In fondo tutti ad
un certo punto si sposano.
Il sogno di una
vita, l’incidente di percorso, il volersi sentire un po’ più uguali a tutti gli
altri, il voler far parte a tutti i costi della timeline di cui tutti parlano:
la coppia, i difetti dell’uno e dell’altro, il Ma in fondo ci amiamo da morire, il forse ci sposiamo (per Lui), il speriamo
che me lo chieda/ma quando arriva l’anello? (per Lei – ho tralasciato tutte
le poco edificanti elucubrazioni con le amiche su segnali deboli lasciati in
giro per casa o sulle strattonate casualissime davanti le vetrine di Tiffany,
grammi, carati, oro giallo, bianco, rosa, io ce l’ho più grande, il tuo di che
forma e’ …. Ma poi qui si sfocia altrove!).
Finalmente Lui
prende il coraggio con due mani e decide che sì, la prenderà in sposa, le chiederà
la mano, vuole mettere nero su bianco che l’ama e vorrà farlo per sempre! Ah,
se solo sapesse!
Non l’avesse mai fatto…. Ecco che subentra il
periodo peggiore, per chi lo vive e per i malcapitati accanto: la preparazione
delle nozze. Come minimo 365 giorni da dedicare alla pianificazione di ogni
singolo istante di quello che già a priori sanno sarà (pensa che cazzo di
assurda aspettativa!) il giorno più bello della loro vita.
I primi mesi (con
degli strascichi anche durante tutto il periodo pre-giornopiu’bellodellanostravita)

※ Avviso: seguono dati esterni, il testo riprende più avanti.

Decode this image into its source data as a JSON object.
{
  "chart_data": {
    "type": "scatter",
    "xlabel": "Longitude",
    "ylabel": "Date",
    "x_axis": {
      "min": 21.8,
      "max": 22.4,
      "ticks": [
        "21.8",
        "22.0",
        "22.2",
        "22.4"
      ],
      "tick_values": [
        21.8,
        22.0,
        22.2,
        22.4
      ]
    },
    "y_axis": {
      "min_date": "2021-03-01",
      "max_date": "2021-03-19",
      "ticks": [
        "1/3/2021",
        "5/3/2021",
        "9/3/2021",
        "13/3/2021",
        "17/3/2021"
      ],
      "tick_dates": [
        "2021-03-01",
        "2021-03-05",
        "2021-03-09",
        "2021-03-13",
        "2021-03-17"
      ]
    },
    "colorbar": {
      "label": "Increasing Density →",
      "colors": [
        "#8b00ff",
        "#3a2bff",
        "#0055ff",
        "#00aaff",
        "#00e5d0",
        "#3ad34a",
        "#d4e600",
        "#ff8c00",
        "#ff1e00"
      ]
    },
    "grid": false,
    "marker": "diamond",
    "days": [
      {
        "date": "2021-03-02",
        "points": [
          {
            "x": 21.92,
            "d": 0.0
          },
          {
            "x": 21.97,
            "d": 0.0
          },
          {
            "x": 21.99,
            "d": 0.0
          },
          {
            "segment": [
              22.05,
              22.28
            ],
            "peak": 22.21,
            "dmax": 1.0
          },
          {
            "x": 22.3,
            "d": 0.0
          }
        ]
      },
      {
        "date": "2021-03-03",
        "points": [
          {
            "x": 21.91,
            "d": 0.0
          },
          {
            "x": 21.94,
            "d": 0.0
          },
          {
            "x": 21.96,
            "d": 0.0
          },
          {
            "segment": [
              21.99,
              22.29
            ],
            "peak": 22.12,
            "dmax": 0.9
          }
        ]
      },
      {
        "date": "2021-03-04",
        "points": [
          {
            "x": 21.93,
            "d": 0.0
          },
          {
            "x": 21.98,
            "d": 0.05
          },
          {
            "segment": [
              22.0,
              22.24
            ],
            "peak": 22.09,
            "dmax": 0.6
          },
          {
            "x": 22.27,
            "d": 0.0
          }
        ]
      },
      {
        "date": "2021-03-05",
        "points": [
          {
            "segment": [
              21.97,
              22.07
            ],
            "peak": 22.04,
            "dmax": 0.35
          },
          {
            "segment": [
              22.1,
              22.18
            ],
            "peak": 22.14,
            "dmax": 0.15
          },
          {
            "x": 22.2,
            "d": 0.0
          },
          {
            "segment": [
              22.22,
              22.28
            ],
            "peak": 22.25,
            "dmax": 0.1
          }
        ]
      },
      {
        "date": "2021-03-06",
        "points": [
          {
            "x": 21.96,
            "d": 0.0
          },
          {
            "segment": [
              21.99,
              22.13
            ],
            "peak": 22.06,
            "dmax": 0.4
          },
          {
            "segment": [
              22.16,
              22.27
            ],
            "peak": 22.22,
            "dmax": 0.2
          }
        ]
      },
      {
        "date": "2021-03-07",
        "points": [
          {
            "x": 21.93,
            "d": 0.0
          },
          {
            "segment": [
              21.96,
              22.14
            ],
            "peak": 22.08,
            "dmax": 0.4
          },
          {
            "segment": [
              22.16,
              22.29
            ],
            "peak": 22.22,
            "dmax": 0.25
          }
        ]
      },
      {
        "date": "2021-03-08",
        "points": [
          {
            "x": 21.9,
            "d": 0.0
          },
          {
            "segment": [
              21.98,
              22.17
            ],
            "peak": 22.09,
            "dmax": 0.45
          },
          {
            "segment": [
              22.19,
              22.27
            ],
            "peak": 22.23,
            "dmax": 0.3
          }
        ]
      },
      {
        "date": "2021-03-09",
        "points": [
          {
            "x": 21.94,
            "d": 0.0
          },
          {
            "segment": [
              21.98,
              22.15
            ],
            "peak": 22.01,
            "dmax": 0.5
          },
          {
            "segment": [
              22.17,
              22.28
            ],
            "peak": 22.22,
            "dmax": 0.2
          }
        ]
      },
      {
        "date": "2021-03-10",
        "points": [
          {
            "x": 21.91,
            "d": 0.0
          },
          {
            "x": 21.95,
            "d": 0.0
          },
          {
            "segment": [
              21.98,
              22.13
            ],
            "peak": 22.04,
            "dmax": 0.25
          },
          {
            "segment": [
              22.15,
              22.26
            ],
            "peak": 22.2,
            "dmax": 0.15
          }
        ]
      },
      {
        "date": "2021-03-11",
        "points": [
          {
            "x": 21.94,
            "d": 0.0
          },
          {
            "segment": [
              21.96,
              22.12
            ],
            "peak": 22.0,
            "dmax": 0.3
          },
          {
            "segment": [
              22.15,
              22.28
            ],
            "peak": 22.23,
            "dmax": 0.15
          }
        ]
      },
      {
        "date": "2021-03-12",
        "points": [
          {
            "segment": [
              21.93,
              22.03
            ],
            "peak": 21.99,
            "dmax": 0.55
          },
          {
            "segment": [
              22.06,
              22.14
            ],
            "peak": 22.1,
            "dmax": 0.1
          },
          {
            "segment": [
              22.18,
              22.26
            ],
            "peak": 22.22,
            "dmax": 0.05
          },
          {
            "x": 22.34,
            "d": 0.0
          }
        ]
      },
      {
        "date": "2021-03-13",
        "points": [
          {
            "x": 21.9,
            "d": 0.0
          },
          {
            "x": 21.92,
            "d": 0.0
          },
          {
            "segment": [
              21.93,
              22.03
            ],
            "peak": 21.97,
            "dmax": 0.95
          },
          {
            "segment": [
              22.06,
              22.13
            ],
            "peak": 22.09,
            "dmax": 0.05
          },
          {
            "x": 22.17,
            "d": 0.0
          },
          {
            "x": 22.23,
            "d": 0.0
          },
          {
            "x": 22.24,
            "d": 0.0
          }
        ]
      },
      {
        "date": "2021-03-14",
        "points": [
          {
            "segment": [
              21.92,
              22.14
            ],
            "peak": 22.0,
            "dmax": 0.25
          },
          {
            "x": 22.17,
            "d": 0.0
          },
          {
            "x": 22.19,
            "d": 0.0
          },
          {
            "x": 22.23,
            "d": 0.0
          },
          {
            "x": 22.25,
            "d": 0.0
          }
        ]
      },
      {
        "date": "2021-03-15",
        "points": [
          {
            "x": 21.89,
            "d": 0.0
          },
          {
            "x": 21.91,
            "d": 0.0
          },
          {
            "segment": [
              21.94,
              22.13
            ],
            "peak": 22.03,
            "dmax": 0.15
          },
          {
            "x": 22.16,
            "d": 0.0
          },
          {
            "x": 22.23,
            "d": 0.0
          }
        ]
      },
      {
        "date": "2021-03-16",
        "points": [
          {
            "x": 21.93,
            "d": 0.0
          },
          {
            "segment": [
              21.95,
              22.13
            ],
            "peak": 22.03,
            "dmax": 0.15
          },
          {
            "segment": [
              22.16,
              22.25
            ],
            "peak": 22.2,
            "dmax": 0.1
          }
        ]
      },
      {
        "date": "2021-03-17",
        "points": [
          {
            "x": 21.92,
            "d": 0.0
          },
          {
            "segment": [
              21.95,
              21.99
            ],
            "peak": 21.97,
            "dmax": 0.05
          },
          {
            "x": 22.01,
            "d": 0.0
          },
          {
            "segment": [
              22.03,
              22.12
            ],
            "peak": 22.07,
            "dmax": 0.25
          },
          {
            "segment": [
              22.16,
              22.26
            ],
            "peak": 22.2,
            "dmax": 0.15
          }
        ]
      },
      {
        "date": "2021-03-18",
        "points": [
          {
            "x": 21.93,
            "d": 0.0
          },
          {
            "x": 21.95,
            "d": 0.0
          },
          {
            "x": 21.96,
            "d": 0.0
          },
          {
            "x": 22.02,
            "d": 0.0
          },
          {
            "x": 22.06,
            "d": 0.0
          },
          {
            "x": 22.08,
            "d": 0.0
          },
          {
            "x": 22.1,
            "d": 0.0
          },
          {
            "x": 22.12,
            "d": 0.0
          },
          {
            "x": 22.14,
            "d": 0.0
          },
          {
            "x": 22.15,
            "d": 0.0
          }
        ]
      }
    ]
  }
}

si passano tra amici, parenti, perfetti sconosciuti alla fermata del tram, dal
fruttivendolo, in aeroporto (inizialmente incuriositi e con l’espressione
classica del Beati voi/ Che dio vi benedica, ma già a metà monologo sfatti che
implorano pietà) a raccontare tutto, ma proprio tutto (anche quello che non si
vorrebbe mai sapere) del “Come me lo ha chiesto!!!”. Generalmente e’ Lei che
guida il racconto: un flagello di particolari condiscono lo sproloquio della
Cenerentola in questione, romanticamente sedotta (e non ancora abbandonata!), a cui brillano
gli occhi ad ogni parola. Lui segue ogni gesto di Lei, della sua piccioncina, a
volte completa addirittura le sue frasi, ormai il copione e’ ben noto ad
entrambi! I piu’ spavaldi abbassano lo sguardo e non nascondo un certo
sorrisetto, come a dire eh, si, tutta
questa figata e’ merito mio! (Che te possino…. mugugna il poverino
conosciuto al bar).
Dopo mesi di
isteria collettiva, di prove trucco, scelta di abito, capigliatura, primo
secondo contorno, chiesa o comune, parroco o assessore, arriva finalmente quel
giorno.
Be’, tutto questo
mi sembra semplicemente assurdo, antitesi perfetta dell’ebbrezza dell’amore,
quello vero.
Ma quanto sarebbe
bello sposarsi alla fine di una
serata stupenda, quando si e’ brilli al punto giusto, una di quelle serate che
ricordi anche a distanza di anni, quando tutto supera ogni migliore aspettativa
e non c’e’ un attimo che non ricorderai con emozione?
Quanto sarebbe vero sposarsi con un vestito su cui hai
rimuginato si e no 5 minuti davanti all’armadio, non convinta dell’abbinamento
con la borsa ma si ormai e’ tardi esco, tanto chi se ne frega?
Quanto sarebbe autentico sposarsi esattamente un momento
dopo averlo deciso, quando il sangue e’ ancora caldo e il cuore batte talmente
forte, in preda ad un’emozione mai provata?
Perché aspettare,
raccontare, pianificare, provare, perlustrare, e poi di nuovo riprovare, fino
allo sfinimento? Perché rendere un atto d’amore la delivery di un Gantt del
sentimento?
Che gioco e’
tutto questo?
Qualsiasi
meccanismo ci spinga a suggellare il nostro amore con un estenuante tour de
force di ristoranti chiese e boutique, spero vivamente di non finirci mai
dentro.
Di non venir
trito-risucchiata dai lustrini del fare
la lista nozze, scegliere la
location, trovare il menù più adatto
e creare il look migliore, ma di restare sempre e solo pro-amore,
quello che si fa in due e che non ha bisogno di invitati, testimoni ed esperti di
settore.
E per il resto poi.... Viva gli sposi!